Promisia and Promisia will receive proceeds from each future ORA sale.


The plans for the Ranfurly Development provide for 32 new external units and 10 new internal

units to be constructed. One existing unit will be removed to connect the ten new internal units to

the existing Ranfurly Residential Care Centre.


Resource and building consents have already been granted for the Ranfurly Development.

Promisia expects the development to begin by the end of 2021.
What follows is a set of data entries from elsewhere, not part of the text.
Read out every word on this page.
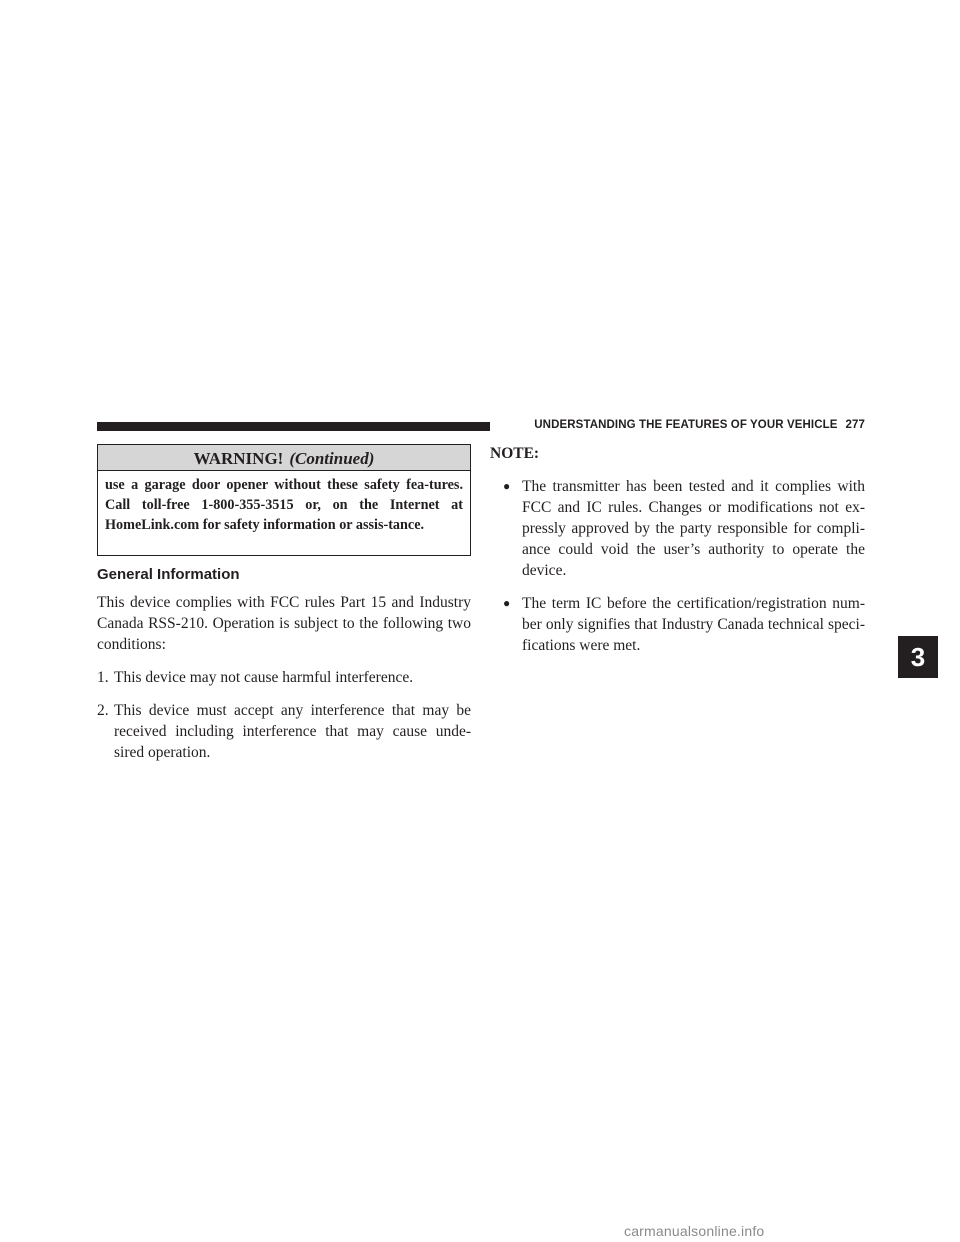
UNDERSTANDING THE FEATURES OF YOUR VEHICLE 277
WARNING! (Continued)
use a garage door opener without these safety fea-tures. Call toll-free 1-800-355-3515 or, on the Internet at HomeLink.com for safety information or assis-tance.
General Information

This device complies with FCC rules Part 15 and Industry Canada RSS-210. Operation is subject to the following two conditions:

1. This device may not cause harmful interference.
2. This device must accept any interference that may be received including interference that may cause unde-sired operation.
NOTE:
● The transmitter has been tested and it complies with FCC and IC rules. Changes or modifications not ex-pressly approved by the party responsible for compli-ance could void the user’s authority to operate the device.
● The term IC before the certification/registration num-ber only signifies that Industry Canada technical speci-fications were met.	3
carmanualsonline.info
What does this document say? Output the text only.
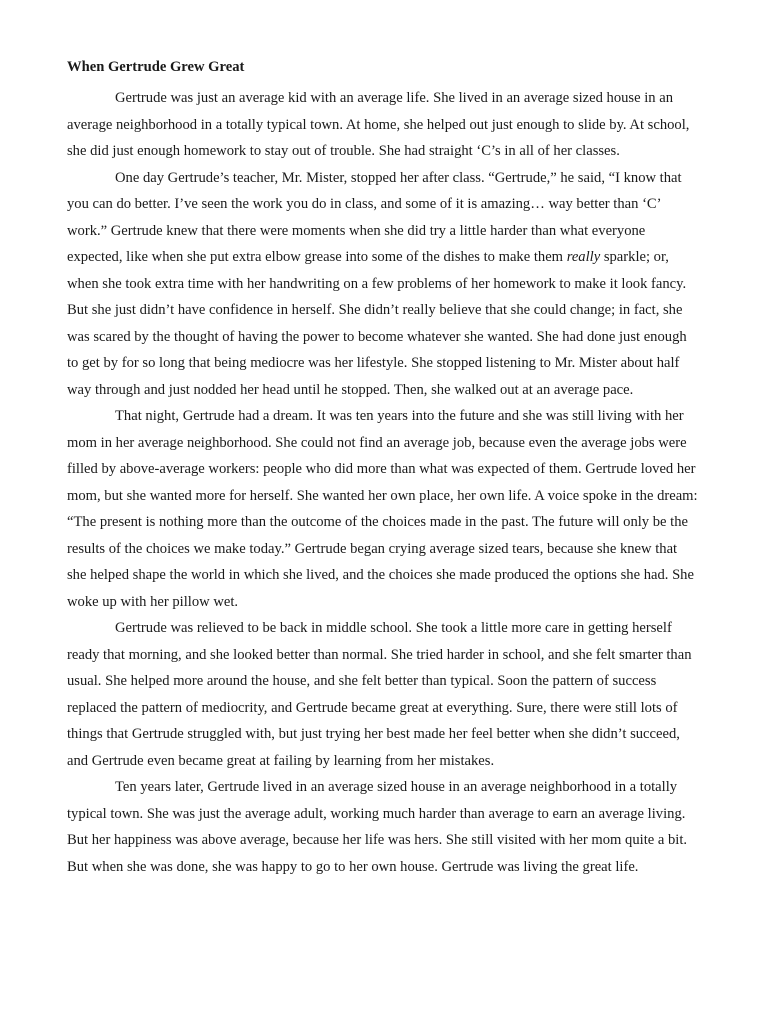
When Gertrude Grew Great

Gertrude was just an average kid with an average life. She lived in an average sized house in an average neighborhood in a totally typical town. At home, she helped out just enough to slide by. At school, she did just enough homework to stay out of trouble. She had straight ‘C’s in all of her classes.

One day Gertrude’s teacher, Mr. Mister, stopped her after class. “Gertrude,” he said, “I know that you can do better. I’ve seen the work you do in class, and some of it is amazing… way better than ‘C’ work.” Gertrude knew that there were moments when she did try a little harder than what everyone expected, like when she put extra elbow grease into some of the dishes to make them really sparkle; or, when she took extra time with her handwriting on a few problems of her homework to make it look fancy. But she just didn’t have confidence in herself. She didn’t really believe that she could change; in fact, she was scared by the thought of having the power to become whatever she wanted. She had done just enough to get by for so long that being mediocre was her lifestyle. She stopped listening to Mr. Mister about half way through and just nodded her head until he stopped. Then, she walked out at an average pace.

That night, Gertrude had a dream. It was ten years into the future and she was still living with her mom in her average neighborhood. She could not find an average job, because even the average jobs were filled by above-average workers: people who did more than what was expected of them. Gertrude loved her mom, but she wanted more for herself. She wanted her own place, her own life. A voice spoke in the dream: “The present is nothing more than the outcome of the choices made in the past. The future will only be the results of the choices we make today.” Gertrude began crying average sized tears, because she knew that she helped shape the world in which she lived, and the choices she made produced the options she had. She woke up with her pillow wet.

Gertrude was relieved to be back in middle school. She took a little more care in getting herself ready that morning, and she looked better than normal. She tried harder in school, and she felt smarter than usual. She helped more around the house, and she felt better than typical. Soon the pattern of success replaced the pattern of mediocrity, and Gertrude became great at everything. Sure, there were still lots of things that Gertrude struggled with, but just trying her best made her feel better when she didn’t succeed, and Gertrude even became great at failing by learning from her mistakes.

Ten years later, Gertrude lived in an average sized house in an average neighborhood in a totally typical town. She was just the average adult, working much harder than average to earn an average living. But her happiness was above average, because her life was hers. She still visited with her mom quite a bit. But when she was done, she was happy to go to her own house. Gertrude was living the great life.
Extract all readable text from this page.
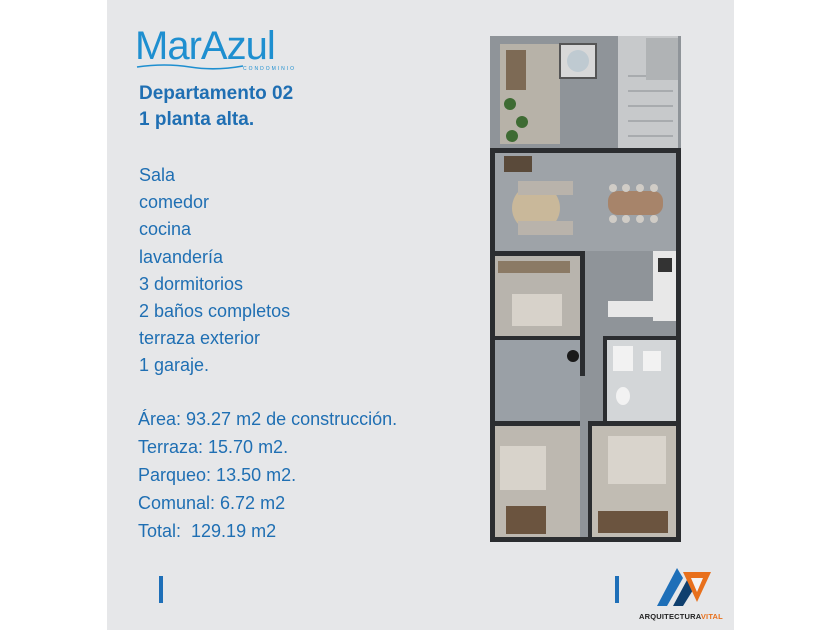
MarAzul
CONDOMINIO
Departamento 02
1 planta alta.
Sala
comedor
cocina
lavandería
3 dormitorios
2 baños completos
terraza exterior
1 garaje.
Área: 93.27 m2 de construcción.
Terraza: 15.70 m2.
Parqueo: 13.50 m2.
Comunal: 6.72 m2
Total:  129.19 m2
ARQUITECTURAVITAL
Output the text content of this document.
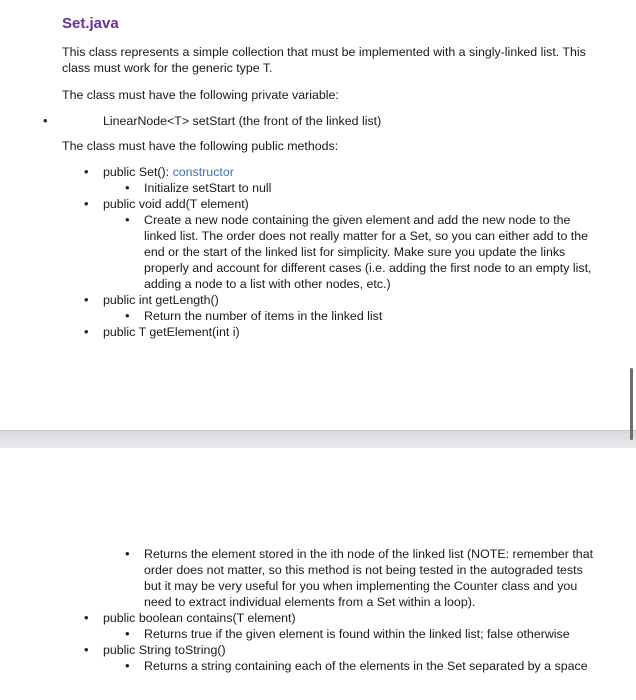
Set.java

This class represents a simple collection that must be implemented with a singly-linked list. This class must work for the generic type T.

The class must have the following private variable:

• LinearNode<T> setStart (the front of the linked list)

The class must have the following public methods:

• public Set(): constructor
• Initialize setStart to null
• public void add(T element)
• Create a new node containing the given element and add the new node to the linked list. The order does not really matter for a Set, so you can either add to the end or the start of the linked list for simplicity. Make sure you update the links properly and account for different cases (i.e. adding the first node to an empty list, adding a node to a list with other nodes, etc.)
• public int getLength()
• Return the number of items in the linked list
• public T getElement(int i)
• Returns the element stored in the ith node of the linked list (NOTE: remember that order does not matter, so this method is not being tested in the autograded tests but it may be very useful for you when implementing the Counter class and you need to extract individual elements from a Set within a loop).
• public boolean contains(T element)
• Returns true if the given element is found within the linked list; false otherwise
• public String toString()
• Returns a string containing each of the elements in the Set separated by a space
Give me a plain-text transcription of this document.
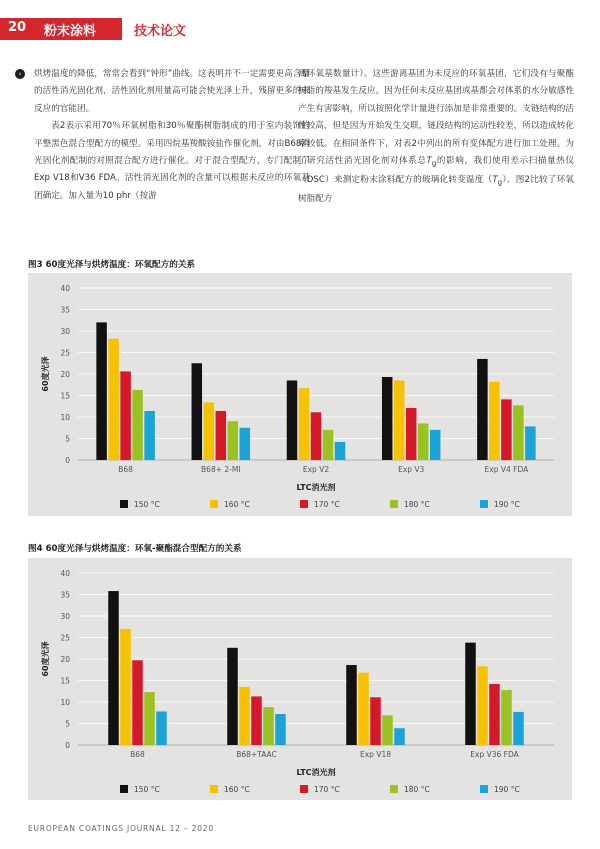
20 粉末涂料	技术论文
›	烘烤温度的降低，常常会看到“钟形”曲线。这表明并不一定需要更高含量的活性消光固化剂，活性固化剂用量高可能会使光泽上升，残留更多的未反应的官能团。

表2表示采用70％环氧树脂和30％聚酯树脂制成的用于室内装饰的平整黑色混合型配方的模型。采用四烷基羧酸铵盐作催化剂，对由B68消光固化剂配制的对照混合配方进行催化。对于混合型配方，专门配制了Exp V18和V36 FDA。活性消光固化剂的含量可以根据未反应的环氧基团确定。加入量为10 phr（按游

离环氧基数量计）。这些游离基团为未反应的环氧基团，它们没有与聚酯树脂的羧基发生反应。因为任何未反应基团或基都会对体系的水分敏感性产生有害影响，所以按照化学计量进行添加是非常重要的。支链结构的活性较高，但是因为开始发生交联，链段结构的运动性较差，所以造成转化率较低。在相同条件下，对表2中列出的所有变体配方进行加工处理。为了研究活性消光固化剂对体系总$T_g$的影响，我们使用差示扫描量热仪（DSC）来测定粉末涂料配方的玻璃化转变温度$(T_g)$。图2比较了环氧树脂配方

图3 60度光泽与烘烤温度：环氧配方的关系
0
5
10
15
20
25
30
35
40
60度光泽
B68	B68+ 2-MI	Exp V2	Exp V3	Exp V4 FDA
LTC消光剂
150 °C	160 °C	170 °C	180 °C	190 °C
图4 60度光泽与烘烤温度：环氧-聚酯混合型配方的关系
0
5
10
15
20
25
30
35
40
60度光泽
B68	B68+TAAC	Exp V18	Exp V36 FDA
LTC消光剂
150 °C	160 °C	170 °C	180 °C	190 °C
EUROPEAN COATINGS JOURNAL 12 – 2020
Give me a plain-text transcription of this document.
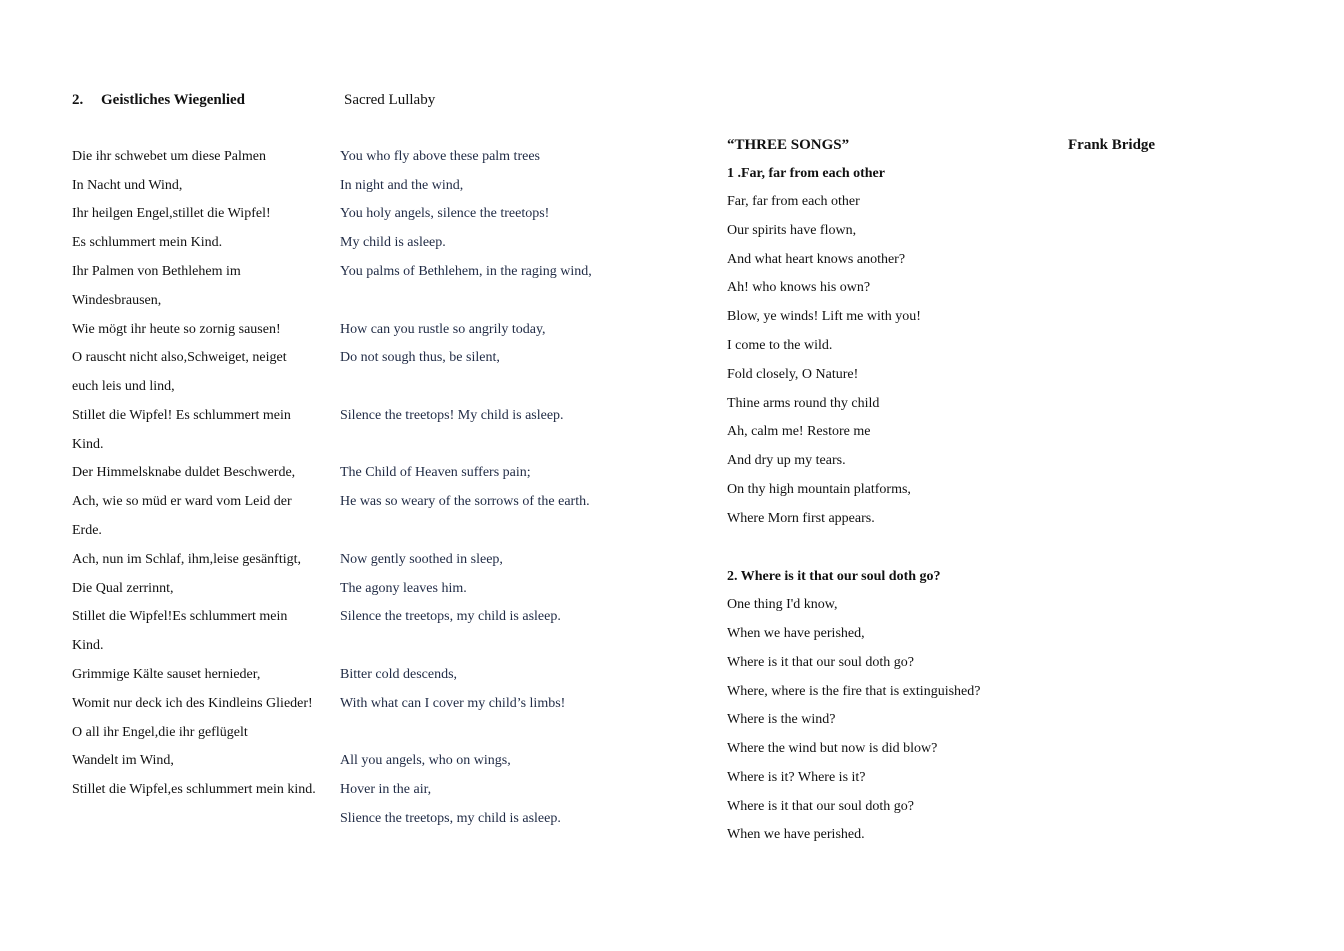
2. Geistliches Wiegenlied	Sacred Lullaby
Die ihr schwebet um diese Palmen
In Nacht und Wind,
Ihr heilgen Engel,stillet die Wipfel!
Es schlummert mein Kind.
Ihr Palmen von Bethlehem im
Windesbrausen,
Wie mögt ihr heute so zornig sausen!
O rauscht nicht also,Schweiget, neiget
euch leis und lind,
Stillet die Wipfel! Es schlummert mein
Kind.
Der Himmelsknabe duldet Beschwerde,
Ach, wie so müd er ward vom Leid der
Erde.
Ach, nun im Schlaf, ihm,leise gesänftigt,
Die Qual zerrinnt,
Stillet die Wipfel!Es schlummert mein
Kind.
Grimmige Kälte sauset hernieder,
Womit nur deck ich des Kindleins Glieder!
O all ihr Engel,die ihr geflügelt
Wandelt im Wind,
Stillet die Wipfel,es schlummert mein kind.
You who fly above these palm trees
In night and the wind,
You holy angels, silence the treetops!
My child is asleep.
You palms of Bethlehem, in the raging wind,
How can you rustle so angrily today,
Do not sough thus, be silent,
Silence the treetops! My child is asleep.
The Child of Heaven suffers pain;
He was so weary of the sorrows of the earth.
Now gently soothed in sleep,
The agony leaves him.
Silence the treetops, my child is asleep.
Bitter cold descends,
With what can I cover my child’s limbs!
All you angels, who on wings,
Hover in the air,
Slience the treetops, my child is asleep.
“THREE SONGS”	Frank Bridge
1 .Far, far from each other
Far, far from each other
Our spirits have flown,
And what heart knows another?
Ah! who knows his own?
Blow, ye winds! Lift me with you!
I come to the wild.
Fold closely, O Nature!
Thine arms round thy child
Ah, calm me! Restore me
And dry up my tears.
On thy high mountain platforms,
Where Morn first appears.
2. Where is it that our soul doth go?
One thing I'd know,
When we have perished,
Where is it that our soul doth go?
Where, where is the fire that is extinguished?
Where is the wind?
Where the wind but now is did blow?
Where is it? Where is it?
Where is it that our soul doth go?
When we have perished.
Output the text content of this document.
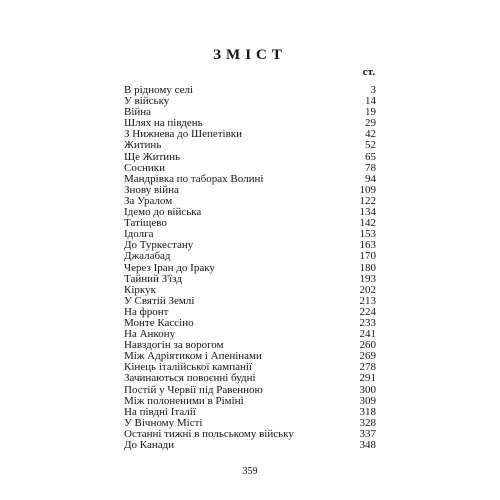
ЗМІСТ
ст.
В рідному селі	3
У війську	14
Війна	19
Шлях на південь	29
З Нижнева до Шепетівки	42
Житинь	52
Ще Житинь	65
Сосники	78
Мандрівка по таборах Волині	94
Знову війна	109
За Уралом	122
Ідемо до війська	134
Татіщево	142
Ідолга	153
До Туркестану	163
Джалабад	170
Через Іран до Іраку	180
Тайний З'їзд	193
Кіркук	202
У Святій Землі	213
На фронт	224
Монте Кассіно	233
На Анкону	241
Навздогін за ворогом	260
Між Адріятиком і Апенінами	269
Кінець італійської кампанії	278
Зачинаються повоєнні будні	291
Постій у Червії під Равенною	300
Між полоненими в Ріміні	309
На півдні Італії	318
У Вічному Місті	328
Останні тижні в польському війську	337
До Канади	348
359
New Zealand Market Acquisitions


Promisia believes there are growth opportunities through the acquisition of other aged care

facilities where owners of individual facilities cannot achieve the benefits of scale. Scale is

important to offset increasing levels of compliance and to access the capital required to meet

market requirements.


Promisia is currently undertaking initial due diligence investigations on four potential acquisitions

however none are at a legally binding stage and if any of these opportunities do progress to

binding arrangements, that is not expected to occur until late in the second quarter of 2021.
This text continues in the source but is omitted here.